By selling more consulting and outsourcing services, hardware companies like Xerox and Dell hope to counteract declining hardware revenues. Corporate purchases of copiers and printers are expected to remain flat for the foreseeable future, and worldwide PC sales are expected to decline 2% in 2009, according to market researcher Gartner (IT). Meanwhile, sales of IT services grew 8.2% in 2008 to $806 billion. Services contracts can tie customers to vendors for longer periods of time than hardware sales can, says Dane Anderson, a Gartner analyst.
Behind E-ZPass, Too
Investors are also starting to reward technology companies that diversify as a way to guard revenues during downturns, says banker Gebaide. "We've been in a world where specialty plays have been the pinnacle of how companies are analyzed," he says, referring to the tendency to focus narrowly on given markets or product lines. Now, companies that combine hardware, software, and services "will have a lot more places to be protected."
So far, Xerox's role in the so-called business process outsourcing market has been minimal. Of the company's $3.5 billion in annual services revenue, $3.2 billion came from maintaining and managing printers and other office machines, according to Burns. About $300 million has been from "more advanced" process outsourcing services akin to what ACS does.
Burns' bet is that Xerox can apply its globally recognized brand and worldwide sales presence to expand ACS into Britain, Germany, Spain, and other parts of the world. About 92% of the Dallas-based company's revenues come from the U.S. "The rest of the world doesn't even know who ACS is," she says. Xerox also plans to use its technology for computerized scanning and organization of documents to improve such ACS tasks as operating the E-ZPass automated toll system, or processing insurance paperwork.

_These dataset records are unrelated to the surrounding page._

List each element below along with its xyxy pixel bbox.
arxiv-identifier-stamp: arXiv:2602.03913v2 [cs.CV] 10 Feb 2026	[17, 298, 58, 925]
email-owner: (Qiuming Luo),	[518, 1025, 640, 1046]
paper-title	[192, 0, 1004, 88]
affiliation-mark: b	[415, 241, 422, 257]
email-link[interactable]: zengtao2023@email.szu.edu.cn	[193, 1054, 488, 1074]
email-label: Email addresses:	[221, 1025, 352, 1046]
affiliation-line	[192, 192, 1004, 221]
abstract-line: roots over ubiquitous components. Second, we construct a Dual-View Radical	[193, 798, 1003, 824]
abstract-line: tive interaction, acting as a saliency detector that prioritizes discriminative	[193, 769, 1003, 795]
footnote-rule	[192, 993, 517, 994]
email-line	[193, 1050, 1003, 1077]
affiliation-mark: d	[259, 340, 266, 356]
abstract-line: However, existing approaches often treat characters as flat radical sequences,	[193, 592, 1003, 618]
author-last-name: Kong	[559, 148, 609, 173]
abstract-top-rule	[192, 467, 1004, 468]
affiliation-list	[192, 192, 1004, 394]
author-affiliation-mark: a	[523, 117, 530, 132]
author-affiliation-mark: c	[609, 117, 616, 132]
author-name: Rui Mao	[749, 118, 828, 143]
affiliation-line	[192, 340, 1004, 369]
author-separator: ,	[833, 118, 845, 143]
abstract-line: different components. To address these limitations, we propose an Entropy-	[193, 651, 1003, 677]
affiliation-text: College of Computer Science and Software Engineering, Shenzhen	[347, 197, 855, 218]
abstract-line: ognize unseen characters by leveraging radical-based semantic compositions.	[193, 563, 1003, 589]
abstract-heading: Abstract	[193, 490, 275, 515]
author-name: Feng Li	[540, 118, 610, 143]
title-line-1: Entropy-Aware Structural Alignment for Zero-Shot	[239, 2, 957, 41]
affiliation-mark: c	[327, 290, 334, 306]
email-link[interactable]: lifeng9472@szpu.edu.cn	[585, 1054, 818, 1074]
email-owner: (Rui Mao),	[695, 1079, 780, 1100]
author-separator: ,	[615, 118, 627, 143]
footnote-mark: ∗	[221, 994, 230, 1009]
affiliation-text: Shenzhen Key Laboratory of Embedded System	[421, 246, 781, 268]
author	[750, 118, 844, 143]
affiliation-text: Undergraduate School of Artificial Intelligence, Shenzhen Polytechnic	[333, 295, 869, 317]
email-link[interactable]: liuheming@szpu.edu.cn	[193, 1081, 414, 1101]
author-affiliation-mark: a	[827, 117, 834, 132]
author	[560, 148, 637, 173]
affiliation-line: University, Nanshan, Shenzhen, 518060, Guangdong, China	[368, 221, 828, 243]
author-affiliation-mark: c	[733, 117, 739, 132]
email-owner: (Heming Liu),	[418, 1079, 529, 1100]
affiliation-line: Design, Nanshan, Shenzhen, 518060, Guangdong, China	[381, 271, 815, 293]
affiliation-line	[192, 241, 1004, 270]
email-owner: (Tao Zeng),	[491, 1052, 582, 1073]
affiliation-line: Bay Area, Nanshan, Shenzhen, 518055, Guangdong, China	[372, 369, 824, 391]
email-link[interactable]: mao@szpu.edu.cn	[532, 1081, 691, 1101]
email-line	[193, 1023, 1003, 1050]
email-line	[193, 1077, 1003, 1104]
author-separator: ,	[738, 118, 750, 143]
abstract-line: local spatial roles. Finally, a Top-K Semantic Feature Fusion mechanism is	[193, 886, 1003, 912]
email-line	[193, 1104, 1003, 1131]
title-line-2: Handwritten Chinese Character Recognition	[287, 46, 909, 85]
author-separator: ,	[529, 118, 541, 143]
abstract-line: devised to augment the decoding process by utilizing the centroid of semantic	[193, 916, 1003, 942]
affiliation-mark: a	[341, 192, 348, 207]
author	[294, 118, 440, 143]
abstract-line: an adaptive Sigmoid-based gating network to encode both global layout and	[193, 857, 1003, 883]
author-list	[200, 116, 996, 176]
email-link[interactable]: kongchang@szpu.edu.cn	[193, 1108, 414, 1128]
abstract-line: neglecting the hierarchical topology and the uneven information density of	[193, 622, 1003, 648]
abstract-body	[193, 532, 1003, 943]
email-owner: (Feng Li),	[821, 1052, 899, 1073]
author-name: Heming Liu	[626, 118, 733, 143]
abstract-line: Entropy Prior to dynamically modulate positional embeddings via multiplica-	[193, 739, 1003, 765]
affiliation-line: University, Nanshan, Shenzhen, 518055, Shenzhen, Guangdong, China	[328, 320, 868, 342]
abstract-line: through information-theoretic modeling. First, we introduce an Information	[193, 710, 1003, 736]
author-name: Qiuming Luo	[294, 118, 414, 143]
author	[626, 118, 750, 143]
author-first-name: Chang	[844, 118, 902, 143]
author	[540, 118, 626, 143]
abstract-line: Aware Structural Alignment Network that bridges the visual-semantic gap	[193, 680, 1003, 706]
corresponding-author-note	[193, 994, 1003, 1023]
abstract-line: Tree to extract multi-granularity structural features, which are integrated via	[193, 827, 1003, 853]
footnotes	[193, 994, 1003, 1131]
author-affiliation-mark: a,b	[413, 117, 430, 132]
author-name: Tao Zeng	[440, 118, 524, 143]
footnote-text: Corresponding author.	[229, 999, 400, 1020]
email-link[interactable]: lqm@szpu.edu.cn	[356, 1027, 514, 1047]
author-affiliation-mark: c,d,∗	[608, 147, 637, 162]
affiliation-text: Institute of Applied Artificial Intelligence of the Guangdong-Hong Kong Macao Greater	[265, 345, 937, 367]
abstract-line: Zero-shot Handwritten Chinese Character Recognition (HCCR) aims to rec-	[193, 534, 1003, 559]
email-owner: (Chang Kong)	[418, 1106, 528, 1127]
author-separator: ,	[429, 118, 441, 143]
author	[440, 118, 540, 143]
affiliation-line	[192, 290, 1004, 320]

Xerox expects to save $300 million to $400 million in the first three years after the deal closes in the first quarter of 2010, and said the deal will add to profits in the first year after it's completed. On Sept. 28, shares of Xerox closed down 1.30, or 14.4%, at 7.68. ACS shares gained 6.61, or 14%, to close at 53.86.
Xerox's ACS buyout arrives amid a flurry of post-Labor Day dealmaking. In technology, Adobe Systems (ADBE), Intuit (INTU), and Google (GOOG) each announced acquisitions this month. In pharmaceuticals, Abbott Labs (ABT) said on Sept. 21 it would acquire the drug and vaccine business of Belgian chemical company Solvay for $6.6 billion.

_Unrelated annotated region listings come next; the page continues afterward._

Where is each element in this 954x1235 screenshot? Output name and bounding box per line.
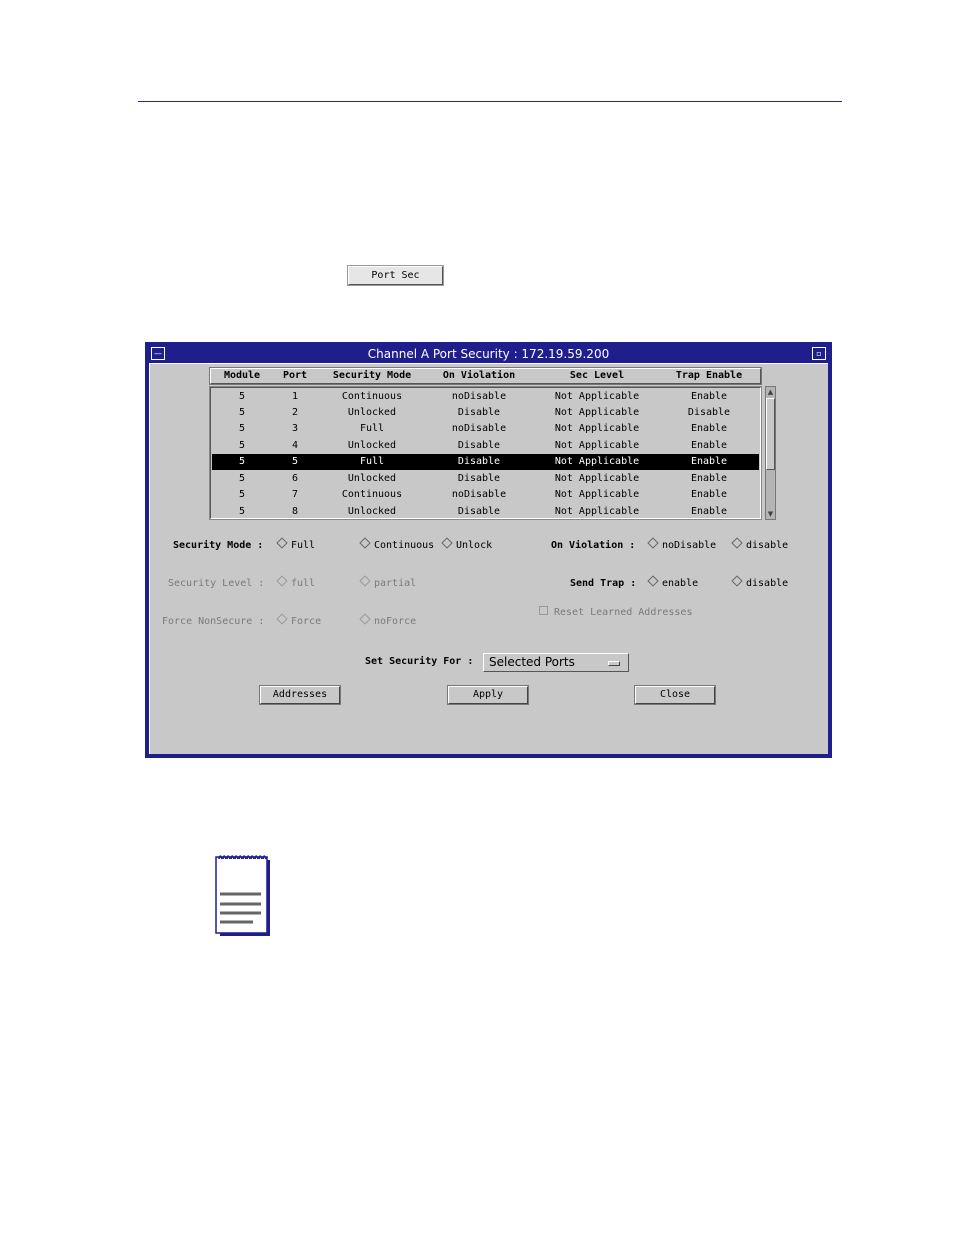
radio-label: partial <box>374 578 417 589</box>
table-scrollbar[interactable] <box>765 386 776 520</box>
header-rule <box>138 101 842 102</box>
on-violation-label: On Violation : <box>551 540 636 551</box>
radio-diamond-icon <box>359 575 370 586</box>
radio-diamond-icon <box>441 537 452 548</box>
cell-security-mode: Continuous <box>341 391 403 402</box>
col-header-module[interactable]: Module <box>223 370 261 381</box>
scroll-down-icon[interactable]: ▼ <box>767 510 774 518</box>
window-maximize-icon[interactable]: ▫ <box>812 347 826 360</box>
col-header-port[interactable]: Port <box>282 370 308 381</box>
radio-label: noForce <box>374 616 417 627</box>
window-title: Channel A Port Security : 172.19.59.200 <box>367 347 610 361</box>
security-level-partial-radio[interactable] <box>361 577 416 591</box>
security-level-full-radio[interactable] <box>278 577 315 591</box>
cell-security-mode: Full <box>359 456 385 467</box>
cell-sec-level: Not Applicable <box>554 473 640 484</box>
addresses-button[interactable]: Addresses <box>260 686 340 704</box>
radio-diamond-icon <box>359 537 370 548</box>
cell-port: 5 <box>291 456 299 467</box>
note-icon <box>215 853 271 937</box>
force-nonsecure-label: Force NonSecure : <box>162 616 265 627</box>
radio-label: Full <box>291 540 316 551</box>
cell-on-violation: Disable <box>457 440 501 451</box>
radio-label: full <box>291 578 316 589</box>
cell-port: 3 <box>291 423 299 434</box>
send-trap-disable-radio[interactable] <box>733 577 788 591</box>
radio-label: Force <box>291 616 322 627</box>
table-row[interactable] <box>212 389 759 405</box>
force-nonsecure-force-radio[interactable] <box>278 615 321 629</box>
radio-diamond-icon <box>276 613 287 624</box>
cell-module: 5 <box>238 407 246 418</box>
cell-trap-enable: Enable <box>690 423 728 434</box>
radio-diamond-icon <box>731 575 742 586</box>
cell-module: 5 <box>238 489 246 500</box>
window-client-area <box>149 363 828 754</box>
security-mode-full-radio[interactable] <box>278 539 315 553</box>
cell-sec-level: Not Applicable <box>554 489 640 500</box>
cell-port: 2 <box>291 407 299 418</box>
radio-diamond-icon <box>276 575 287 586</box>
radio-diamond-icon <box>731 537 742 548</box>
radio-label: disable <box>746 578 789 589</box>
cell-port: 6 <box>291 473 299 484</box>
cell-on-violation: noDisable <box>451 489 507 500</box>
cell-sec-level: Not Applicable <box>554 407 640 418</box>
scroll-thumb[interactable] <box>766 398 775 470</box>
security-mode-continuous-radio[interactable] <box>361 539 434 553</box>
table-row[interactable] <box>212 421 759 437</box>
radio-diamond-icon <box>276 537 287 548</box>
col-header-security-mode[interactable]: Security Mode <box>332 370 412 381</box>
port-table[interactable] <box>210 387 761 519</box>
checkbox-label: Reset Learned Addresses <box>554 607 693 618</box>
cell-trap-enable: Enable <box>690 440 728 451</box>
set-security-for-label: Set Security For : <box>365 656 474 667</box>
on-violation-nodisable-radio[interactable] <box>649 539 716 553</box>
col-header-trap-enable[interactable]: Trap Enable <box>675 370 743 381</box>
table-row[interactable] <box>212 471 759 487</box>
close-button[interactable]: Close <box>635 686 715 704</box>
send-trap-label: Send Trap : <box>570 578 637 589</box>
cell-trap-enable: Enable <box>690 489 728 500</box>
radio-label: Unlock <box>456 540 493 551</box>
set-security-for-dropdown[interactable] <box>483 653 629 672</box>
dropdown-value: Selected Ports <box>489 655 575 669</box>
col-header-sec-level[interactable]: Sec Level <box>569 370 625 381</box>
cell-security-mode: Unlocked <box>347 473 397 484</box>
table-row[interactable] <box>212 504 759 519</box>
cell-port: 1 <box>291 391 299 402</box>
cell-module: 5 <box>238 423 246 434</box>
cell-on-violation: noDisable <box>451 391 507 402</box>
cell-on-violation: Disable <box>457 407 501 418</box>
port-sec-button[interactable]: Port Sec <box>348 266 443 285</box>
cell-sec-level: Not Applicable <box>554 391 640 402</box>
cell-on-violation: Disable <box>457 456 501 467</box>
security-mode-unlock-radio[interactable] <box>443 539 492 553</box>
port-security-window <box>145 342 832 758</box>
cell-on-violation: Disable <box>457 473 501 484</box>
send-trap-enable-radio[interactable] <box>649 577 698 591</box>
radio-label: enable <box>662 578 699 589</box>
security-mode-label: Security Mode : <box>173 540 264 551</box>
cell-trap-enable: Enable <box>690 456 728 467</box>
title-bar[interactable] <box>149 346 828 362</box>
dropdown-indicator-icon <box>608 661 620 666</box>
reset-learned-addresses-checkbox[interactable] <box>539 606 692 620</box>
window-menu-icon[interactable]: — <box>151 347 165 360</box>
cell-port: 7 <box>291 489 299 500</box>
cell-module: 5 <box>238 473 246 484</box>
cell-on-violation: noDisable <box>451 423 507 434</box>
radio-diamond-icon <box>647 575 658 586</box>
table-row[interactable] <box>212 438 759 454</box>
radio-label: Continuous <box>374 540 435 551</box>
cell-sec-level: Not Applicable <box>554 440 640 451</box>
cell-trap-enable: Disable <box>687 407 731 418</box>
table-header <box>210 368 761 384</box>
cell-trap-enable: Enable <box>690 506 728 517</box>
cell-port: 8 <box>291 506 299 517</box>
cell-module: 5 <box>238 391 246 402</box>
cell-security-mode: Unlocked <box>347 506 397 517</box>
on-violation-disable-radio[interactable] <box>733 539 788 553</box>
cell-module: 5 <box>238 456 246 467</box>
cell-trap-enable: Enable <box>690 391 728 402</box>
cell-trap-enable: Enable <box>690 473 728 484</box>
cell-port: 4 <box>291 440 299 451</box>
cell-sec-level: Not Applicable <box>554 506 640 517</box>
radio-label: disable <box>746 540 789 551</box>
table-row-selected[interactable] <box>212 454 759 470</box>
checkbox-icon <box>539 606 548 615</box>
col-header-on-violation[interactable]: On Violation <box>442 370 516 381</box>
cell-security-mode: Full <box>359 423 385 434</box>
cell-security-mode: Unlocked <box>347 440 397 451</box>
radio-diamond-icon <box>647 537 658 548</box>
radio-diamond-icon <box>359 613 370 624</box>
security-level-label: Security Level : <box>168 578 265 589</box>
cell-security-mode: Unlocked <box>347 407 397 418</box>
cell-on-violation: Disable <box>457 506 501 517</box>
cell-sec-level: Not Applicable <box>554 423 640 434</box>
cell-module: 5 <box>238 440 246 451</box>
cell-module: 5 <box>238 506 246 517</box>
radio-label: noDisable <box>662 540 717 551</box>
cell-sec-level: Not Applicable <box>554 456 640 467</box>
cell-security-mode: Continuous <box>341 489 403 500</box>
force-nonsecure-noforce-radio[interactable] <box>361 615 416 629</box>
scroll-up-icon[interactable]: ▲ <box>767 388 774 396</box>
table-row[interactable] <box>212 487 759 503</box>
header-row <box>212 369 759 385</box>
apply-button[interactable]: Apply <box>448 686 528 704</box>
table-row[interactable] <box>212 405 759 421</box>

Burns and her team at Xerox aren't known as dealmakers, and bankers point out that the company will likely have its hands full folding in ACS, which has 74,000 employees, compared with Xerox's 54,000. Burns argues that Xerox plans to run ACS as a standalone business, and can eliminate people from its processes. "It won't be tough at all because we have no intention of integrating it," she says.
Xerox, an icon of American business whose name is synonymous with photocopying, has been making a slow climb back from its nadir in 2001. If the company finally hopes to prove to investors that it's retooling for the Digital Age, it will need to diversify much more carefully than the last time it tried expanding beyond its bread-and-butter business.